Free Service Coupon Vouchers-These coupons are issued at the time of sale of the vehicle. As per the time of supply provision, GST on such coupons will have to be paid immediately on the date of issue of such vouchers. As per the practice of some manufacturers, the amount in respect of such coupons is redeemed to the dealers only when the customer brings the vehicle for repair to the workshop. Therefore, dealers would have to pay tax on such coupons immediately on its issue but the said taxes can be collected from the customers only when the vehicle comes for the repair leading to unnecessary blocking of funds in taxes.

GST on Stock Transfers (Supply without Sale)

Since, transfer of vehicle/ spares to other premises will be liable for GST if the transfer is in the course of inter-state trade. Further, if there are separate dealerships of a dealer and separate GST registration number is obtained for each such dealership, then transfer of any goods/ services between such dealerships will also be liable for GST. This will result in blocking of the working capital as the taxes needs to be paid from own funds and collection of taxes will be at a later date when such goods/ services are eventually sold.

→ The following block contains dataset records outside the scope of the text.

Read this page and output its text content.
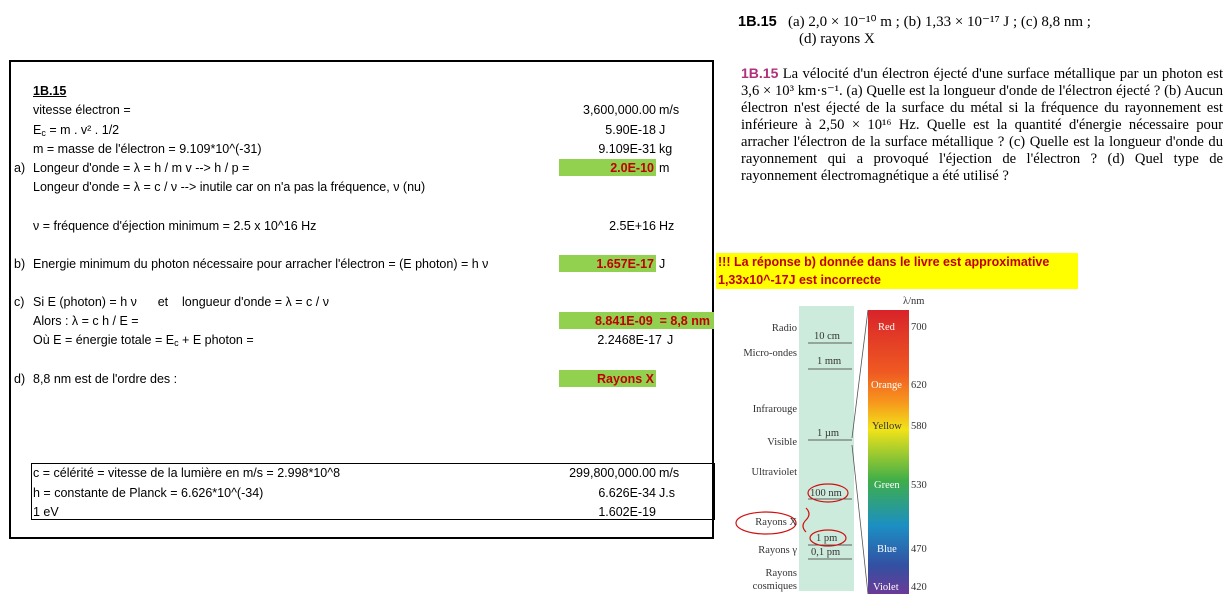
1B.15
vitesse électron =	3,600,000.00 m/s
$E_c = m$ . v² . 1/2	5.90E-18 J
m = masse de l'électron = 9.109*10^(-31)	9.109E-31 kg
a) Longeur d'onde = λ = h / m v --> h / p =	2.0E-10 m
Longeur d'onde = λ = c / ν --> inutile car on n'a pas la fréquence, ν (nu)
ν = fréquence d'éjection minimum = 2.5 x 10^16 Hz	2.5E+16 Hz
b) Energie minimum du photon nécessaire pour arracher l'électron = (E photon) = h ν	1.657E-17 J
c) Si E (photon) = h ν      et    longueur d'onde = λ = c / ν
Alors : λ = c h / E =	8.841E-09  = 8,8 nm
Où E = énergie totale = $E_c + E$ photon =	2.2468E-17 J
d) 8,8 nm est de l'ordre des :	Rayons X
c = célérité = vitesse de la lumière en m/s = 2.998*10^8	299,800,000.00 m/s
h = constante de Planck = 6.626*10^(-34)	6.626E-34 J.s
1 eV	1.602E-19
1B.15 (a) 2,0 × 10⁻¹⁰ m ; (b) 1,33 × 10⁻¹⁷ J ; (c) 8,8 nm ;
(d) rayons X
1B.15 La vélocité d'un électron éjecté d'une surface métallique par un photon est 3,6 × 10³ km·s⁻¹. (a) Quelle est la longueur d'onde de l'électron éjecté ? (b) Aucun électron n'est éjecté de la surface du métal si la fréquence du rayonnement est inférieure à 2,50 × 10¹⁶ Hz. Quelle est la quantité d'énergie nécessaire pour arracher l'électron de la surface métallique ? (c) Quelle est la longueur d'onde du rayonnement qui a provoqué l'éjection de l'électron ? (d) Quel type de rayonnement électromagnétique a été utilisé ?
!!! La réponse b) donnée dans le livre est approximative
1,33x10^-17J est incorrecte
λ/nm
Radio
Micro-ondes
Infrarouge
Visible
Ultraviolet
Rayons X
Rayons γ
Rayons
cosmiques
10 cm
1 mm
1 µm
100 nm
1 pm
0,1 pm
Red
Orange
Yellow
Green
Blue
Violet
700
620
580
530
470
420
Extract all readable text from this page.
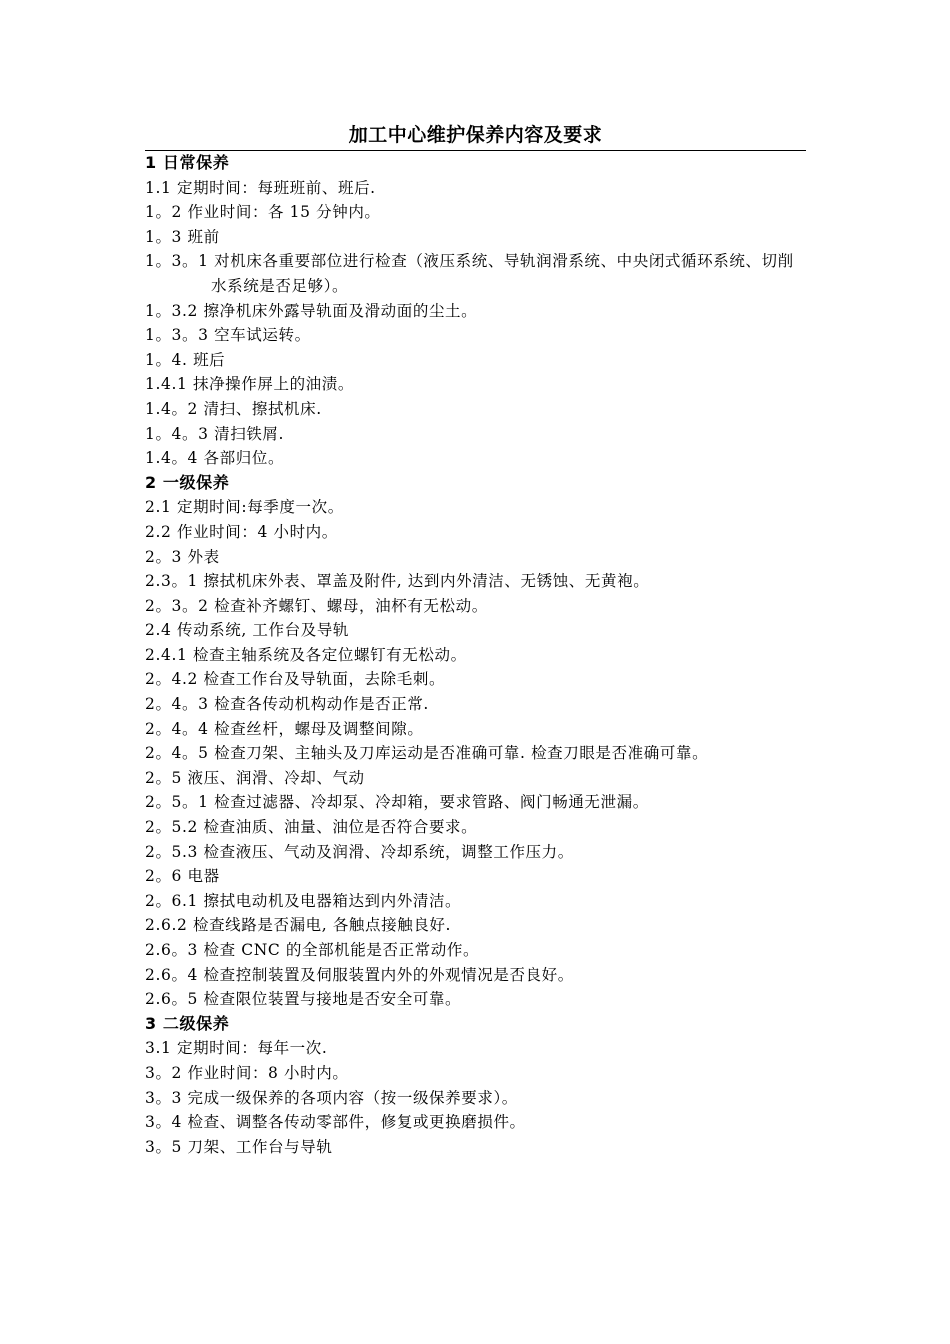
加工中心维护保养内容及要求
1 日常保养
1.1 定期时间：每班班前、班后.
1。2 作业时间：各 15 分钟内。
1。3 班前
1。3。1 对机床各重要部位进行检查（液压系统、导轨润滑系统、中央闭式循环系统、切削水系统是否足够）。
1。3.2 擦净机床外露导轨面及滑动面的尘土。
1。3。3 空车试运转。
1。4. 班后
1.4.1 抹净操作屏上的油渍。
1.4。2 清扫、擦拭机床.
1。4。3 清扫铁屑.
1.4。4 各部归位。
2 一级保养
2.1 定期时间:每季度一次。
2.2 作业时间：4 小时内。
2。3 外表
2.3。1 擦拭机床外表、罩盖及附件, 达到内外清洁、无锈蚀、无黄袍。
2。3。2 检查补齐螺钉、螺母，油杯有无松动。
2.4 传动系统, 工作台及导轨
2.4.1 检查主轴系统及各定位螺钉有无松动。
2。4.2 检查工作台及导轨面，去除毛刺。
2。4。3 检查各传动机构动作是否正常.
2。4。4 检查丝杆，螺母及调整间隙。
2。4。5 检查刀架、主轴头及刀库运动是否准确可靠. 检查刀眼是否准确可靠。
2。5 液压、润滑、冷却、气动
2。5。1 检查过滤器、冷却泵、冷却箱，要求管路、阀门畅通无泄漏。
2。5.2 检查油质、油量、油位是否符合要求。
2。5.3 检查液压、气动及润滑、冷却系统，调整工作压力。
2。6 电器
2。6.1 擦拭电动机及电器箱达到内外清洁。
2.6.2 检查线路是否漏电, 各触点接触良好.
2.6。3 检查 CNC 的全部机能是否正常动作。
2.6。4 检查控制装置及伺服装置内外的外观情况是否良好。
2.6。5 检查限位装置与接地是否安全可靠。
3 二级保养
3.1 定期时间：每年一次.
3。2 作业时间：8 小时内。
3。3 完成一级保养的各项内容（按一级保养要求）。
3。4 检查、调整各传动零部件，修复或更换磨损件。
3。5 刀架、工作台与导轨
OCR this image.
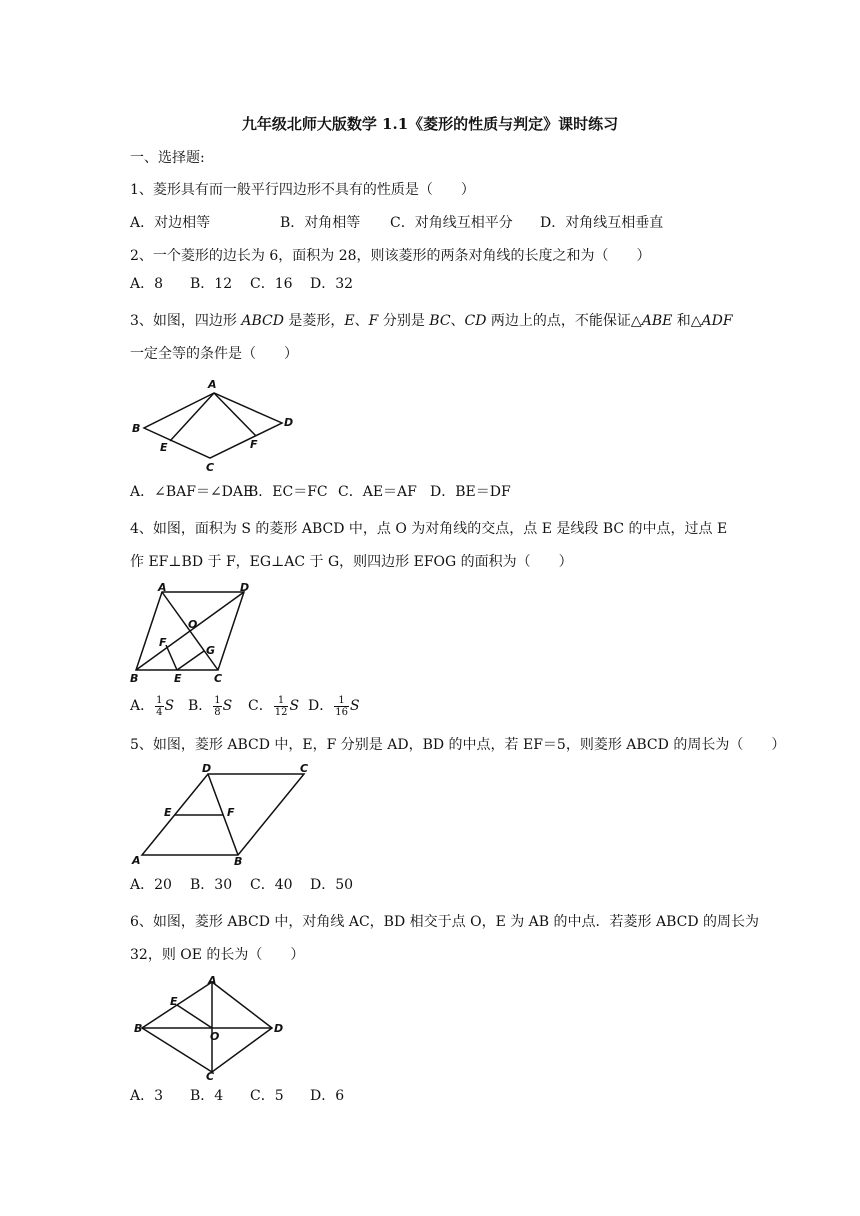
九年级北师大版数学 1.1《菱形的性质与判定》课时练习
一、选择题:
1、菱形具有而一般平行四边形不具有的性质是（　　）
A．对边相等	B．对角相等 C．对角线互相平分 D．对角线互相垂直
2、一个菱形的边长为 6，面积为 28，则该菱形的两条对角线的长度之和为（　　）
A．8 B．12 C．16 D．32
3、如图，四边形 ABCD 是菱形，E、F 分别是 BC、CD 两边上的点，不能保证△ABE 和△ADF
一定全等的条件是（　　）
A
B
C
D
E	F
A．∠BAF＝∠DAEB．EC＝FC C．AE＝AF D．BE＝DF
4、如图，面积为 S 的菱形 ABCD 中，点 O 为对角线的交点，点 E 是线段 BC 的中点，过点 E
作 EF⊥BD 于 F，EG⊥AC 于 G，则四边形 EFOG 的面积为（　　）
A	D
O
F
G
B	E	C
A． $\frac{1}{4}$ S B． $\frac{1}{8}$ S C． $\frac{1}{12}$ S D． $\frac{1}{16}$ S
5、如图，菱形 ABCD 中，E，F 分别是 AD，BD 的中点，若 EF＝5，则菱形 ABCD 的周长为（　　）
D	C
E	F
A	B
A．20 B．30 C．40 D．50
6、如图，菱形 ABCD 中，对角线 AC，BD 相交于点 O，E 为 AB 的中点．若菱形 ABCD 的周长为
32，则 OE 的长为（　　）
A
E
B
O
D
C
A．3 B．4 C．5 D．6
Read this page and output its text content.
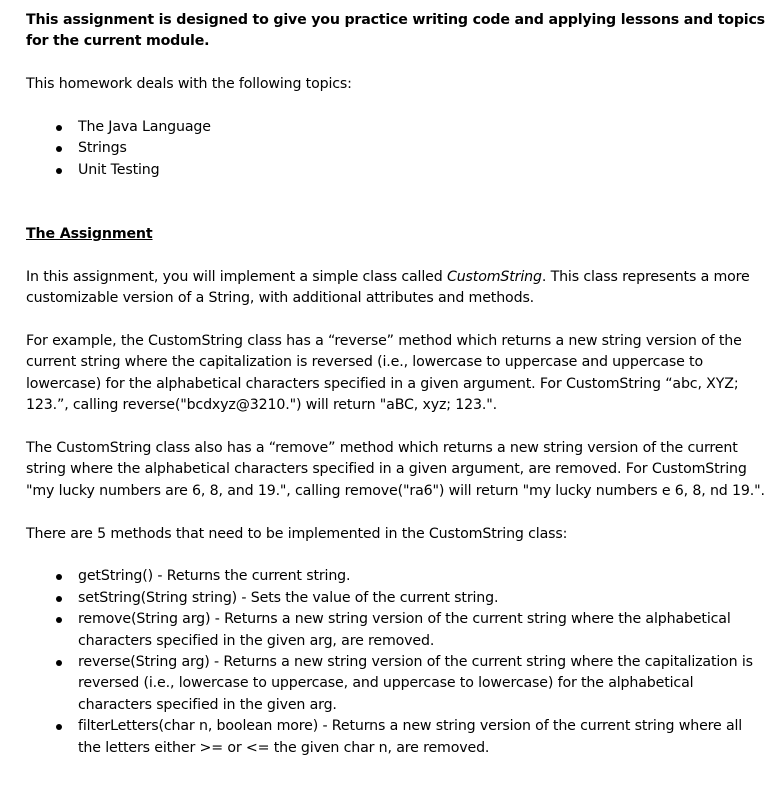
This assignment is designed to give you practice writing code and applying lessons and topics for the current module.

This homework deals with the following topics:

The Java Language
Strings
Unit Testing

The Assignment

In this assignment, you will implement a simple class called CustomString. This class represents a more customizable version of a String, with additional attributes and methods.

For example, the CustomString class has a “reverse” method which returns a new string version of the current string where the capitalization is reversed (i.e., lowercase to uppercase and uppercase to lowercase) for the alphabetical characters specified in a given argument. For CustomString “abc, XYZ; 123.”, calling reverse("bcdxyz@3210.") will return "aBC, xyz; 123.".

The CustomString class also has a “remove” method which returns a new string version of the current string where the alphabetical characters specified in a given argument, are removed. For CustomString "my lucky numbers are 6, 8, and 19.", calling remove("ra6") will return "my lucky numbers e 6, 8, nd 19.".

There are 5 methods that need to be implemented in the CustomString class:

getString() - Returns the current string.
setString(String string) - Sets the value of the current string.
remove(String arg) - Returns a new string version of the current string where the alphabetical characters specified in the given arg, are removed.
reverse(String arg) - Returns a new string version of the current string where the capitalization is reversed (i.e., lowercase to uppercase, and uppercase to lowercase) for the alphabetical characters specified in the given arg.
filterLetters(char n, boolean more) - Returns a new string version of the current string where all the letters either >= or <= the given char n, are removed.
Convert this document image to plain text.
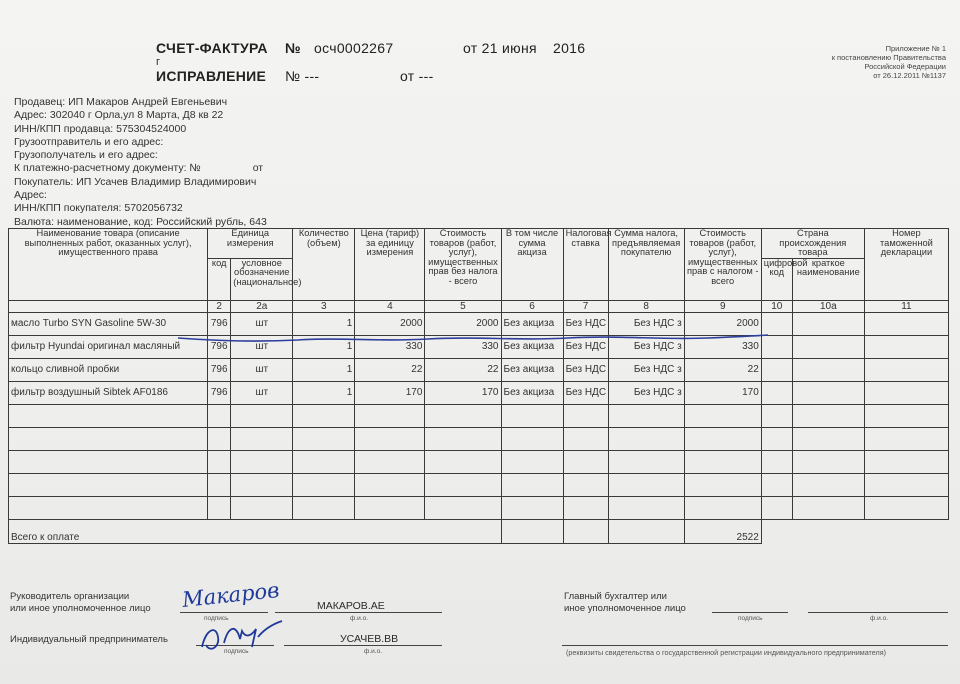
СЧЕТ-ФАКТУРА № осч0002267	от 21 июня 2016
г
ИСПРАВЛЕНИЕ № ---	от ---
Приложение № 1
к постановлению Правительства
Российской Федерации
от 26.12.2011 №1137
Продавец: ИП Макаров Андрей Евгеньевич
Адрес: 302040 г Орла,ул 8 Марта, Д8 кв 22
ИНН/КПП продавца: 575304524000
Грузоотправитель и его адрес:
Грузополучатель и его адрес:
К платежно-расчетному документу: №	от
Покупатель: ИП Усачев Владимир Владимирович
Адрес:
ИНН/КПП покупателя: 5702056732
Валюта: наименование, код: Российский рубль, 643
Наименование товара (описание выполненных работ, оказанных услуг), имущественного права	Единица измерения		Количество (объем)	Цена (тариф) за единицу измерения	Стоимость товаров (работ, услуг), имущественных прав без налога - всего	В том числе сумма акциза	Налоговая ставка	Сумма налога, предъявляемая покупателю	Стоимость товаров (работ, услуг), имущественных прав с налогом - всего	Страна происхождения товара		Номер таможенной декларации
	код	условное обозначение (национальное)								цифровой код	краткое наименование	
	2	2а	3	4	5	6	7	8	9	10	10а	11
масло Turbo SYN Gasoline 5W-30	796	шт	1	2000	2000	Без акциза	Без НДС	Без НДС з	2000			
фильтр Hyundai оригинал масляный	796	шт	1	330	330	Без акциза	Без НДС	Без НДС з	330			
кольцо сливной пробки	796	шт	1	22	22	Без акциза	Без НДС	Без НДС з	22			
фильтр воздушный Sibtek AF0186	796	шт	1	170	170	Без акциза	Без НДС	Без НДС з	170			

Всего к оплате									2522			
Руководитель организации
или иное уполномоченное лицо	МАКАРОВ.АЕ
Макаров
подпись	ф.и.о.
Индивидуальный предприниматель	УСАЧЕВ.ВВ
подпись	ф.и.о.
Главный бухгалтер или
иное уполномоченное лицо
подпись	ф.и.о.
(реквизиты свидетельства о государственной регистрации индивидуального предпринимателя)
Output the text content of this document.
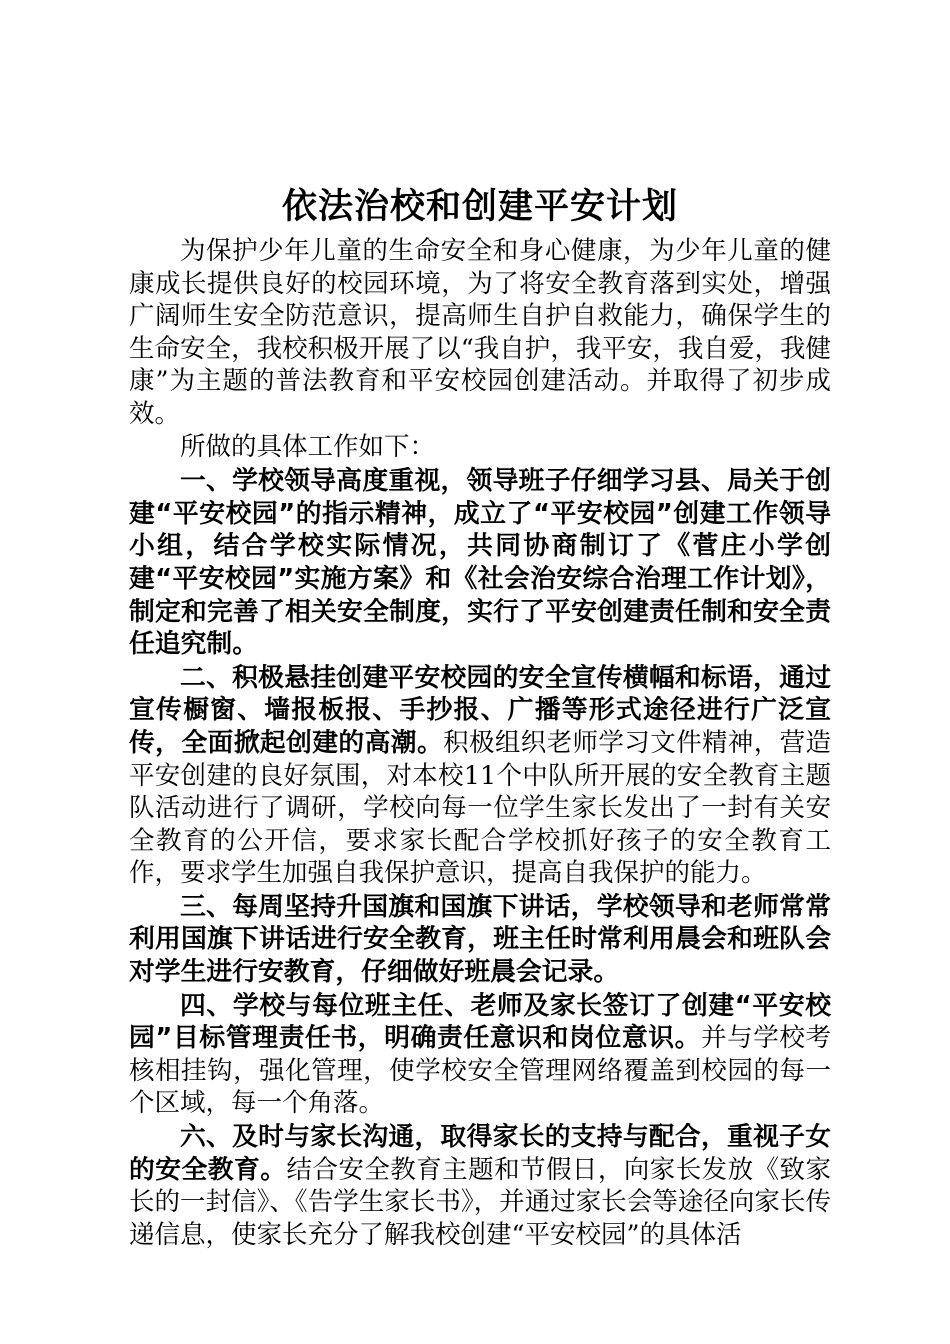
依法治校和创建平安计划

为保护少年儿童的生命安全和身心健康，为少年儿童的健康成长提供良好的校园环境，为了将安全教育落到实处，增强广阔师生安全防范意识，提高师生自护自救能力，确保学生的生命安全，我校积极开展了以“我自护，我平安，我自爱，我健康”为主题的普法教育和平安校园创建活动。并取得了初步成效。

所做的具体工作如下：

一、学校领导高度重视，领导班子仔细学习县、局关于创建“平安校园”的指示精神，成立了“平安校园”创建工作领导小组，结合学校实际情况，共同协商制订了《菅庄小学创建“平安校园”实施方案》和《社会治安综合治理工作计划》，制定和完善了相关安全制度，实行了平安创建责任制和安全责任追究制。

二、积极悬挂创建平安校园的安全宣传横幅和标语，通过宣传橱窗、墙报板报、手抄报、广播等形式途径进行广泛宣传，全面掀起创建的高潮。积极组织老师学习文件精神，营造平安创建的良好氛围，对本校11个中队所开展的安全教育主题队活动进行了调研，学校向每一位学生家长发出了一封有关安全教育的公开信，要求家长配合学校抓好孩子的安全教育工作，要求学生加强自我保护意识，提高自我保护的能力。

三、每周坚持升国旗和国旗下讲话，学校领导和老师常常利用国旗下讲话进行安全教育，班主任时常利用晨会和班队会对学生进行安教育，仔细做好班晨会记录。

四、学校与每位班主任、老师及家长签订了创建“平安校园”目标管理责任书，明确责任意识和岗位意识。并与学校考核相挂钩，强化管理，使学校安全管理网络覆盖到校园的每一个区域，每一个角落。

六、及时与家长沟通，取得家长的支持与配合，重视子女的安全教育。结合安全教育主题和节假日，向家长发放《致家长的一封信》、《告学生家长书》，并通过家长会等途径向家长传递信息，使家长充分了解我校创建“平安校园”的具体活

Tax on Second Hand Vehicles

In GST, there may be additional tax burden on transactions in second-hand motor vehicles and exchange of vehicles. The proposed GST rules, issued by the Government will consider the market value of the new vehicle while calculating the tax burden. Thus, consumers may end up paying more as the discounted amount would be taxed. Under the new GST rules, retailers and traders dealing in used vehicles will come under taxation. While under the existing rules, second – hand products are outside the purview of tax and as such, sellers will have to pay taxes at the same rate as the new products.

It may also increase the working capital requirements of dealers of used vehicles. Earlier the tax used to be calculated on the discounted value of a product in the case of exchange schemes after the market value of the old vehicle was deducted.

Working Capital

GST is also likely to affect the working capital and cash flows of dealers as GST would be applicable on inter-unit transfer of motor vehicles, advances for booking, free service coupon arrangements with dealers and all types of incomes for commissions/incentive/pay outs etc by banks, insurance companies, manufacturer etc.